[sword-devel] the future of OSIS support (importer/filters)
Chris Little
chrislit at crosswire.org
Tue Apr 26 21:08:33 MST 2005
DM Smith wrote:
> I agree that support should be limited to 2.0. Or perhaps 2.1, if it is
> pretty near completion. At the OSIS website, you cannot find
> documentation for prior versions. This makes it difficult to manage an
> earlier version of OSIS. Also, 2.0 is a significant improvement that it
> should be enough motivation to cut.
I think 2.1 is pretty stable and it may be a while before any of this
particular suggestion really gets implemented, so my meaning is really
that we should adopt whatever is current at the time. In any case, for
our purposes 2.0 and 2.1 are virtually identical.
> With regard to proprietary extensions, I understand they are necessary,
> but I think their use should be very limited and well-documented. Only
> when that happens can proper filters be written.

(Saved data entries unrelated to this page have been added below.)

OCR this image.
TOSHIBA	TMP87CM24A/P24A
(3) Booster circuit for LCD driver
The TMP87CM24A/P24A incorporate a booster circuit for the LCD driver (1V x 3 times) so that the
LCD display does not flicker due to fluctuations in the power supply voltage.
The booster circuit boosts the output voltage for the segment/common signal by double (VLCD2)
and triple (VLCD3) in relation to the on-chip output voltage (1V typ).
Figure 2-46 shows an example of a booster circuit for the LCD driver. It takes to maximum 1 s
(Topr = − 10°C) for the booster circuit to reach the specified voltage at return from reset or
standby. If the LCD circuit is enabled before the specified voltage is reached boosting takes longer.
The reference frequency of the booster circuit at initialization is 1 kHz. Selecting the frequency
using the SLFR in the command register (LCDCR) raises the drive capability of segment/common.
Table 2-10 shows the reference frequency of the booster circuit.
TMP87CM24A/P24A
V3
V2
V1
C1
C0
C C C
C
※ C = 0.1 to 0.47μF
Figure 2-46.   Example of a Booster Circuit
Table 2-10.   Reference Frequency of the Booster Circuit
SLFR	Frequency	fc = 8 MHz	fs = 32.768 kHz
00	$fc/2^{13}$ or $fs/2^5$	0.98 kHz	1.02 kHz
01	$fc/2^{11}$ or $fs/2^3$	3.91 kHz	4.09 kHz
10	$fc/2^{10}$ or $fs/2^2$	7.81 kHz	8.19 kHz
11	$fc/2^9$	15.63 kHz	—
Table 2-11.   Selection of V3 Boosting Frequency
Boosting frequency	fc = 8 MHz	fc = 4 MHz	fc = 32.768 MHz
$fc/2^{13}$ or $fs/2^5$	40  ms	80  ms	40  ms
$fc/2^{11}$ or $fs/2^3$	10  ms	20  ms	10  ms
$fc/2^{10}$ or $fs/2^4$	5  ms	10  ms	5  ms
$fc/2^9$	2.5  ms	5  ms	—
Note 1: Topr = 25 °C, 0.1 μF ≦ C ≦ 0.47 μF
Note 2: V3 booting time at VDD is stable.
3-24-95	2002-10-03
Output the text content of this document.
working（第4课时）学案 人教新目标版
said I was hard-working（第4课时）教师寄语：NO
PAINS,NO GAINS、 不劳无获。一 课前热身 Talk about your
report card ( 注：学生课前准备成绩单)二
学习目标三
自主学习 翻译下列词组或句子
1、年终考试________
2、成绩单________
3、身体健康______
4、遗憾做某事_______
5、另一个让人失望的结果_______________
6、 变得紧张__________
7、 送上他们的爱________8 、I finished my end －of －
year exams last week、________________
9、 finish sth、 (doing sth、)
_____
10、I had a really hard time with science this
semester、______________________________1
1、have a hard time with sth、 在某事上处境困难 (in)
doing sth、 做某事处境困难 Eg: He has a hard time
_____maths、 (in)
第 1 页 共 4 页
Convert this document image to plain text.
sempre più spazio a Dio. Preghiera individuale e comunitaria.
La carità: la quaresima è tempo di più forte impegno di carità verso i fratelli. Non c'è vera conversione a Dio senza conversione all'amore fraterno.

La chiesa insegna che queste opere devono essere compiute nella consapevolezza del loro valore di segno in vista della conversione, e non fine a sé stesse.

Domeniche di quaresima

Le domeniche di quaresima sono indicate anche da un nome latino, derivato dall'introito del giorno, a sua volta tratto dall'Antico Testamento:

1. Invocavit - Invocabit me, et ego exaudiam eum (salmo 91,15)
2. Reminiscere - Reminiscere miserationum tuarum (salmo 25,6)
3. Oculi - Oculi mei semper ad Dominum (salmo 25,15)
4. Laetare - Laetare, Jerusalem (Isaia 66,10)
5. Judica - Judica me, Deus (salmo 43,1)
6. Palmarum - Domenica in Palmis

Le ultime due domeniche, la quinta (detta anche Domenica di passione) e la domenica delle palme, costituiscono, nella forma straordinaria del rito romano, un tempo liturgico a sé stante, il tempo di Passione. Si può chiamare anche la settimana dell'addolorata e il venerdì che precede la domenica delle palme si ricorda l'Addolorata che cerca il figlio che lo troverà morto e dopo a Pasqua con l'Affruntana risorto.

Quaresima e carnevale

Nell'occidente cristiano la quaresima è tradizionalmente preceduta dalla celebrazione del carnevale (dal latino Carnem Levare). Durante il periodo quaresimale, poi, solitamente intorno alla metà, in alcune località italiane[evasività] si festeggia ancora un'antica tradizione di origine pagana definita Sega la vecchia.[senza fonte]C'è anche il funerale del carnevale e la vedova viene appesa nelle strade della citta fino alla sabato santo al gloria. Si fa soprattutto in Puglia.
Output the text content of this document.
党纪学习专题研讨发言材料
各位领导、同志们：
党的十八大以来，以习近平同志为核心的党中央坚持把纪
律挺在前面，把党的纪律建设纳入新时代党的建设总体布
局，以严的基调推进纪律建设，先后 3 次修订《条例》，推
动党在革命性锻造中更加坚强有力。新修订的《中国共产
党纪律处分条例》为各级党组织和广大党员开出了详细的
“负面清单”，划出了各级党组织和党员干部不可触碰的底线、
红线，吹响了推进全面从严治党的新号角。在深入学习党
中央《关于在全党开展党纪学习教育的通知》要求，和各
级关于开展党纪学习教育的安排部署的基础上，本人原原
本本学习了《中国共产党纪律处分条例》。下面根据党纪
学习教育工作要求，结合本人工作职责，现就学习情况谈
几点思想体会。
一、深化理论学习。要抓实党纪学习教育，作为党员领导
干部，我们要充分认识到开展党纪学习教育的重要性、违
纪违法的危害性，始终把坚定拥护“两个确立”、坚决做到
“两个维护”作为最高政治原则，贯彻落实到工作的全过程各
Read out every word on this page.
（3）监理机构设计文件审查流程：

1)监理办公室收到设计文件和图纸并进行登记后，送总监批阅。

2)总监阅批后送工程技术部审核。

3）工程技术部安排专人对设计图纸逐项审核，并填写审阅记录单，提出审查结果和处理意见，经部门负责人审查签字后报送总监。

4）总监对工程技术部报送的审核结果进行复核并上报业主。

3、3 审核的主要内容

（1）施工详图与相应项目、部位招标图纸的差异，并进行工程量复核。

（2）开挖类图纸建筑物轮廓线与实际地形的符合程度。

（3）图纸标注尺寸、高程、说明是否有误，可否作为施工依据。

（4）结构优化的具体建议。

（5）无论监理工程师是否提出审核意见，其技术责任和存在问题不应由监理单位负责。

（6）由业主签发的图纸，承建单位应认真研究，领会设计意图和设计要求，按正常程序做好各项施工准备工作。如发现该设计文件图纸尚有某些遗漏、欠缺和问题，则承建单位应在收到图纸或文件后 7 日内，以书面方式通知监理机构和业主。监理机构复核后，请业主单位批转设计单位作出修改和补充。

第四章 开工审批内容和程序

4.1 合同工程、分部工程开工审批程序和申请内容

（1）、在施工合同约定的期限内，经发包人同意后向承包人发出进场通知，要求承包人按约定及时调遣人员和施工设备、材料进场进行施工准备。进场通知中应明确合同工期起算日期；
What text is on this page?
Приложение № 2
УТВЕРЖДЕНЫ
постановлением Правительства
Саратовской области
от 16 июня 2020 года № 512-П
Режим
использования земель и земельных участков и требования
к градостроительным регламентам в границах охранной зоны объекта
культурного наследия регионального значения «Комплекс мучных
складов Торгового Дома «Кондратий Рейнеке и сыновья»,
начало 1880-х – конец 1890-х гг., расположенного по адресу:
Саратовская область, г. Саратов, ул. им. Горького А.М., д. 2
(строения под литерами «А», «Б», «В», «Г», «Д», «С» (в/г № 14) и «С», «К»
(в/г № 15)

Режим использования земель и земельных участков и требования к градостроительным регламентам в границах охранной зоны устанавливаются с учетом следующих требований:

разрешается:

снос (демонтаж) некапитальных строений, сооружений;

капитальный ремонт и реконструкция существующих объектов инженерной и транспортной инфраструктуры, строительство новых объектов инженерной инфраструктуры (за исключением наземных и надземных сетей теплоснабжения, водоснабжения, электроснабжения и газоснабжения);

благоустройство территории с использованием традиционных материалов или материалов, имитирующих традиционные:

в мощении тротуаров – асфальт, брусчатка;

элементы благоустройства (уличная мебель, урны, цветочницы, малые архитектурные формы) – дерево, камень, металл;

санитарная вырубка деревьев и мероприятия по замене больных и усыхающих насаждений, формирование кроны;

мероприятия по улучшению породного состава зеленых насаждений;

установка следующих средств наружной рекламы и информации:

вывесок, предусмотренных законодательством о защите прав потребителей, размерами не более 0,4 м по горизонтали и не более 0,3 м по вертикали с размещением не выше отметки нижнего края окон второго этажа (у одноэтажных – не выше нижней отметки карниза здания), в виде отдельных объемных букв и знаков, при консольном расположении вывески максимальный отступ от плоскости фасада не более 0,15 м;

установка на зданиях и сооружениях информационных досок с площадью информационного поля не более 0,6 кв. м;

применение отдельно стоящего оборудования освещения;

Proprietary extensions aren't entirely evil. :) Some are forced, by
design, by OSIS (at least in the past), such as x-Strongs was in pre-2.0
(or was it pre-1.5). OSIS tackles a limits set of features for each
release. If we want to do detailed linguistic or manuscript markup, we
couldn't do that with 2.x. Actually, we couldn't do that with any
version of OSIS Core. That said, I do think we /should/ document
proprietary extentions for internal use and also to share with the OSIS
TC for the purpose of improving future versions of OSIS. (That excludes
things like the pre-verse title type which are essentially intended as
aids to rendering within Sword.)
>> Verse numbers are not necessarily a single digit and do not
>> necessarily flow in numerical order. Encoding <verse> elements (along
>> with their n attributes, when present) permits us to render lettered
>> verses and range verses easily. It affords us the possibility of
>> rendering out-of-order verses (though this will require some
>> additional thinking/work). And until multiple versifications are
>> actually supported, it allows us to fake them.
>
> I am not sure what you are thinking, but I don't think it will work. The
> verse (start/length) index will point to the verse as it is in its
> order, not by its number. Or it will be massaged to refer to the verse
> by its number and not its order. Unless more information is added to the
> index (i.e. what the verse actually is, which at this time is implicit
> by its offset into the index), this will lead to inconsistencies. We
> have discussed these at great length here so I won't repeat them again.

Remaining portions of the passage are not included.